Rachel was halfway to the door before she realized Phil was deeply gray. She yanked the old farmer’s door open, and he peered at her over two cases of beer. She moved to help him and he shook his head, stepping away so as to not touch her.
“What’s wrong?”
“Oh, Rachel…” he began, and then shook his head again. “In a minute. Right now, I don’t want to do anything but put away as many of these as I can.”
She reached up and pulled down the top case, then covered Phil’s hands with her own. He exhaled through his teeth as her languor passed to him; she had an image of scales balancing as his tension crossed over to her, and she was suddenly awake.

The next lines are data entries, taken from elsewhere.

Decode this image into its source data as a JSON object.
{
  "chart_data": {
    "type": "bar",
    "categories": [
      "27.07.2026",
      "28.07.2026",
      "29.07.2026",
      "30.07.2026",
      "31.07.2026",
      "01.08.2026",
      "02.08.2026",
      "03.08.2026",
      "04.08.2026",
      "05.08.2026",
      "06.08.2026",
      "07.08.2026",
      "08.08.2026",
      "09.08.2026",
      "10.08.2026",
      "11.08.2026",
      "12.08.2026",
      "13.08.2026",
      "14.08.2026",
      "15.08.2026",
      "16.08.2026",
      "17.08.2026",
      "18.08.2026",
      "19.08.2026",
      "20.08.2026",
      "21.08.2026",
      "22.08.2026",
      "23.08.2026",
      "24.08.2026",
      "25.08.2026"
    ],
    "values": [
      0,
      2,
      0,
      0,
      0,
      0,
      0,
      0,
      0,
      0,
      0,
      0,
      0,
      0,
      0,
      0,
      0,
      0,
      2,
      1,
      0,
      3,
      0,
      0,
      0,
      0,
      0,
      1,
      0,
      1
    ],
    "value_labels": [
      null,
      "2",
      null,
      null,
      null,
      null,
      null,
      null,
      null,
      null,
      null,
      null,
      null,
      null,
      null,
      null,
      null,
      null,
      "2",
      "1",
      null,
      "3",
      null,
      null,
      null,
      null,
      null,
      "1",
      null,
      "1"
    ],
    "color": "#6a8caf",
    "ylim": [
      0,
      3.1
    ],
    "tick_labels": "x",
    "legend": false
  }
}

“Thanks,” she said, reclaiming her case of beer and heading towards the kitchen. “I needed that.”
“You needed that? I’ve been hum
ming at capacity since mid-afternoon.”
The beers were crammed into the empty crisper drawer, and she and Phil retreated to her study. This room was hers alone; Santino was not allowed in except to clean. The study was her favorite room in the house, lined with windows and long cubby shelves overflowing with her book collection. It was also the only room in the house without a single potted plant.
Phil closed the French doors and flopped in one of her overstuffed leather armchairs. His beer frothed from the sudden drop. “Damn it,” he swore through their link, and took huge mouthfuls while she tried not to laugh.
“I can feel that,” he said.
She pretended to be sympathetic. “Are you okay?” she asked when Phil was finally in control of the bubbling.
“No. Rachel…” Phil’s mental voice trailed off. “Those pieces of the canisters I told you about? The ones with the serial numbers on it? It was our military hardware. We traced it back to Homeland.”
“What?!” It was aloud and loud; bad news, that.
Phil nodded. “There was a shipment stolen a few years back. The canisters were part of an aerosol fire suppression system. This guy I know over in Forensics? They found the supplier who works with Homeland, and got an intact canister from the same production line. They used the canister as a comparison, and the fragments we recovered are a match.”
“Man,” Rachel said, tossing her feet up on her old pine coffee table. “That won’t go over well with Homeland.”
“You’re not kidding,” Phil said, shaking his head. “I’m glad I’m not in charge of this. Sergeant Andrews asked Homeland to explain. From what I hear, they tried to rip him apart. And Andrews gave as good as he got.”
“Really?” she asked. She didn’t quite believe him. Sergeant Andrews was in charge of First MPD’s bomb squad, and Rachel had never seen him angry—in fact, after meeting Andrews, she was convinced that the primary job requirement for the head of a bomb squad was an innate inability to become angry.
“Yes. He… Penguin, he was all set to go to war with Homeland.”